E, como consequência desse período de distanciamento, muitos pacientes abandonaram o tratamento por ficarem dentro de casa sem o acompanhamento devido.

Ainda segundo Ricardo Alves, a pandemia afetou a vida dos pacientes pelo fato de que em casa começaram a ter conflitos que eram resolvidos e, até muitas vezes evitados, somente dentro das unidades de apoio.

“Começaram a apresentar sintomas que a família não sabia lidar, mas que nós sabíamos. Falavam coisas que não foram bem acolhidas, mas que nós acolhíamos”, relata o psicólogo.
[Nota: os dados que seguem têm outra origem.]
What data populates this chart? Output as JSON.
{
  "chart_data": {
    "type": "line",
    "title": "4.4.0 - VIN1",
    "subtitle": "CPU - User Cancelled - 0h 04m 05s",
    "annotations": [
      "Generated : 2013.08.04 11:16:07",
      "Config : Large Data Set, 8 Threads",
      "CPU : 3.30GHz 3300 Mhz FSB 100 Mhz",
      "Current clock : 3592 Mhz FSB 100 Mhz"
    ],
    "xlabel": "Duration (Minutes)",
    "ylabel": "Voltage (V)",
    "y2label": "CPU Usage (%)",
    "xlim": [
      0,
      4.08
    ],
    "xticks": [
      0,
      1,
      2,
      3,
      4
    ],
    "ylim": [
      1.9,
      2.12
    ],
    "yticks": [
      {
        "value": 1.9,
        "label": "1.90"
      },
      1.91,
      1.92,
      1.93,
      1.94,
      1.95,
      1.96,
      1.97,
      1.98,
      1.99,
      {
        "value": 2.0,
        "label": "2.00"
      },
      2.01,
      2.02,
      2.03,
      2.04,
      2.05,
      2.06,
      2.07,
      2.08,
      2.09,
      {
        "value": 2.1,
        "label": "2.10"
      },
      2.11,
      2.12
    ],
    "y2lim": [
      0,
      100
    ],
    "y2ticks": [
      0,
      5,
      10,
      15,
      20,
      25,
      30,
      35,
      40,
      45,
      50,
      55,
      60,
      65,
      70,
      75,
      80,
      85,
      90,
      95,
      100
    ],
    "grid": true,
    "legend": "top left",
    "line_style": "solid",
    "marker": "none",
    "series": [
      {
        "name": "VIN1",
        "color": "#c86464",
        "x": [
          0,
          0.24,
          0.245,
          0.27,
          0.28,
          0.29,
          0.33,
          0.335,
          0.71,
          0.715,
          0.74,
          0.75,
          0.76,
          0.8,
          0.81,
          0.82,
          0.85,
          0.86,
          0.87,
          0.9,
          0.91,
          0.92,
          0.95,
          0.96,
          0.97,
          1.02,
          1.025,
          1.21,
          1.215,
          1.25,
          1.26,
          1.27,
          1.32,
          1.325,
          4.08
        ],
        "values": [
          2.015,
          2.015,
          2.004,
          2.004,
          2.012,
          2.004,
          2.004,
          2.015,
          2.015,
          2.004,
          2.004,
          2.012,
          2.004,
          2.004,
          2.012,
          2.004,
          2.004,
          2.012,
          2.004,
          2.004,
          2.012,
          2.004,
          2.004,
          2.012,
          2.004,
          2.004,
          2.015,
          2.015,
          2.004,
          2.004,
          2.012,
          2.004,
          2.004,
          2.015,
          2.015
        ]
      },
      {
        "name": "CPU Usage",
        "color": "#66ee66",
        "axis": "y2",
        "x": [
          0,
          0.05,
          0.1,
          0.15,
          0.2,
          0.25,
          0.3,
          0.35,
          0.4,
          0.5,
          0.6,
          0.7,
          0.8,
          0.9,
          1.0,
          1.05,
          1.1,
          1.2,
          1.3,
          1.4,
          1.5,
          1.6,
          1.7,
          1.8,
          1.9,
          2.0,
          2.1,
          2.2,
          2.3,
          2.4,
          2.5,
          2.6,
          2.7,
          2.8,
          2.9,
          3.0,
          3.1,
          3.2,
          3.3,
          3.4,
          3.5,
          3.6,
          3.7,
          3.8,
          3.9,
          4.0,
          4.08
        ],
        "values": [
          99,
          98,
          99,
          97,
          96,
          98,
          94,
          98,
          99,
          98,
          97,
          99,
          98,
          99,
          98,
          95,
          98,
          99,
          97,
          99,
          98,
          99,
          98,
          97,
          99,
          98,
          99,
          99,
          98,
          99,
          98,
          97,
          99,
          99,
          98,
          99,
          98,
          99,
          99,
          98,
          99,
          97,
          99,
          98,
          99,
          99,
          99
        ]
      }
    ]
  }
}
O gerente diz que algumas pessoas foram embora na pandemia e não até hoje não voltaram. “Tentamos, na medida do possível, ir atrás, principalmente de casos com prognósticos ruins”, afirma. Houve pacientes que voltaram à unidade, outros se mudaram de cidade e alguns faleceram.

Nos últimos seis meses, a unidade voltou ao funcionamento normal. “Na pandemia isso aqui era um deserto. Depois que voltamos, pudemos ver a importância que o Caps tem na vida das pessoas”, conclui Ricardo.

“Às vezes, os pacientes me dizem: ‘nossa, mas eu vinha pra cá todo dia e agora eu só venho aqui uma vez na semana’. E eu digo: ‘que bom saber que nos outros dias você está estudando, trabalhando, vai sair com a filha, vai rever a namorada, vai viajar pra algum lugar e por isso não está aqui todo dia’. E aí o paciente vê que está preenchendo a vida dele de vida e não de doença”, diz o psicólogo.

Quem deve procurar o Caps

Ricardo Alves afirma que todas as unidades do Caps trabalham em regime de portas abertas. Funcionam e oferecem acolhimento todos os dias. Para ser atendido, não precisa de documentos, tendo em vista que o serviço também é oferecido a pessoas em situação de rua. Alguns deles já são cadastrados e outros chegam ao Caps por recomendação de centros e abrigos.

A orientação é que os pacientes que necessitam de um tratamento de alta complexidade procurem o Caps.

Os casos de pânico, ansiedade ou depressão devem ser atendidos em ambulatórios (nas policlínicas) da rede pública.

Como contribuir com a geração de renda

Para contribuir com a geração de renda dos pacientes, basta ir até a unidade do Caps Paranoá para comprar do bazar, horta ou lavagem de carro.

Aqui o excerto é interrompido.